“Come look at my new way of stacking wood in the shed,” I said to Jon. I’ll admit it I was excited. I figured out how to stack the wood in a quicker easier way, just by having the piles go north to south instead of east to west.
“So it took you three years to figure this out,” Jon joked. I smiled.
A few days ago Jon wrote about being flexible, about being about to change his mind and not getting stuck in one way of thinking.
I’ve been trying to change my mind about the way I think about some things for years. I’m getting closer with some and still working on others.
It was getting dark as I tossed the logs from the pile of firewood into the woodshed. I have a running story about a woman similar to me,(but not me) and how she lives her life and handles her problems (which are also often mine). This is the only time I image this story.
There’s something about the repetition and physical movement of stacking wood I find good for thinking.
It was in this story yesterday that I got the idea that if trauma lives in our bodies, then good things must live there too.

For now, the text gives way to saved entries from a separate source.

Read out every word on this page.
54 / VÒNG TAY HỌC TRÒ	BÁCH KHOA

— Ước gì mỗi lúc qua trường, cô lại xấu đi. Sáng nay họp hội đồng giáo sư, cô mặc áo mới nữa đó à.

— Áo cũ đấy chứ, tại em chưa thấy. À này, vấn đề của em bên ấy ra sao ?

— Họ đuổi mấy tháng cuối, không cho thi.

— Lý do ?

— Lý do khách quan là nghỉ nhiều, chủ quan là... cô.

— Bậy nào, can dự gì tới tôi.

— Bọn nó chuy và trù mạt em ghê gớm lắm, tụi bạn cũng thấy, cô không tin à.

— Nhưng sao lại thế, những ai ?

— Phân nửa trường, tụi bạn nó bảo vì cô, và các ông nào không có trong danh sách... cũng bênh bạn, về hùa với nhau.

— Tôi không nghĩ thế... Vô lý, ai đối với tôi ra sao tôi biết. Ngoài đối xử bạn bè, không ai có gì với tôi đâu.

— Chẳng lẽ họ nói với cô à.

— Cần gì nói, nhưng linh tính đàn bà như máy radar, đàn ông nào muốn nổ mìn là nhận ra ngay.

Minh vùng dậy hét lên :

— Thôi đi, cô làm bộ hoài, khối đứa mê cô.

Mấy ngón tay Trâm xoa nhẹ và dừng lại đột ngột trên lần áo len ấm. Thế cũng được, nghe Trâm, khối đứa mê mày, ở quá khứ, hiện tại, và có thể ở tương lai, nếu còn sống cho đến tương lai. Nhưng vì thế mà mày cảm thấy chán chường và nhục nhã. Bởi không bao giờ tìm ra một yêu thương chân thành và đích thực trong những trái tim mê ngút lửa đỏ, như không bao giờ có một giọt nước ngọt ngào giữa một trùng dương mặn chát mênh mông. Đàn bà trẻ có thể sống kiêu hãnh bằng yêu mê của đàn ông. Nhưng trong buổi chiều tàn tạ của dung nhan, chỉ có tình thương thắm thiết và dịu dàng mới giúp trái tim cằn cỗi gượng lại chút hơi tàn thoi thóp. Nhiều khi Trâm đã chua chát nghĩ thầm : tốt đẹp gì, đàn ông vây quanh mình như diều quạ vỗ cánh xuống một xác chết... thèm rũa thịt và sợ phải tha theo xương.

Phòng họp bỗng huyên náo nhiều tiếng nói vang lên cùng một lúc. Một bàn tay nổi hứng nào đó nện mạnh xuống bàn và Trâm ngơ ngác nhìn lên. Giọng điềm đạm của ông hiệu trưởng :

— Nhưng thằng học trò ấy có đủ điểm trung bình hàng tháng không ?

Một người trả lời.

I know that when I’m having a panic attack, I can eventually think rationally, but my body is still feeling the physical effects of panic which makes it hard for me to believe that I really am okay.
As I bent over and picked up a log then straightened and tossed it I could feel my heart pulsing, my breath catching up to my movements, my muscles pumping.
My whole body was in motion, inside and out. Breath, blood, sweat, releasing and replenishing.
It seemed the perfect time to inject my body with good thoughts. To let them course through my system, filling up my cells, with the rest of the healthy chemicals my body was producing.
I had a good thought to go with each log picked up, tossed, and eventually stacked. Making good of the wood, and of myself at the same time.
I stacked my good thought along with the wood until it got too dark to see.
I don’t know how many cords of wood it will take for me to change the way my body thinks. I don’t even know if it’s possible at all. But I like the idea and the way it feels. So I’ll keep at it. We still have two more cords on the way this summer.
And there’s always next summer and the ones after that.
4 thoughts on “Stacking Good Thoughts”
Maria, you have organically and spontaneously (yay! you!) experienced the somatic healing that comes with “rhythmic patterned repetitive movement.” The list of repetitive, rhythmic regulations that have been used for healing trauma is extensive; I think wood stacking can now be added!
Interesting Leslie, I haven’t heard of that. I’ll look into it more. Thank you. 🙂
this is awesome and beautiful. what an awakening…the mind/body KNOWs…I love your attitude…esp about next year and the next…Life goes on.
keep on keeping on, Maria!
I will Nancy, thanks for your encouragement.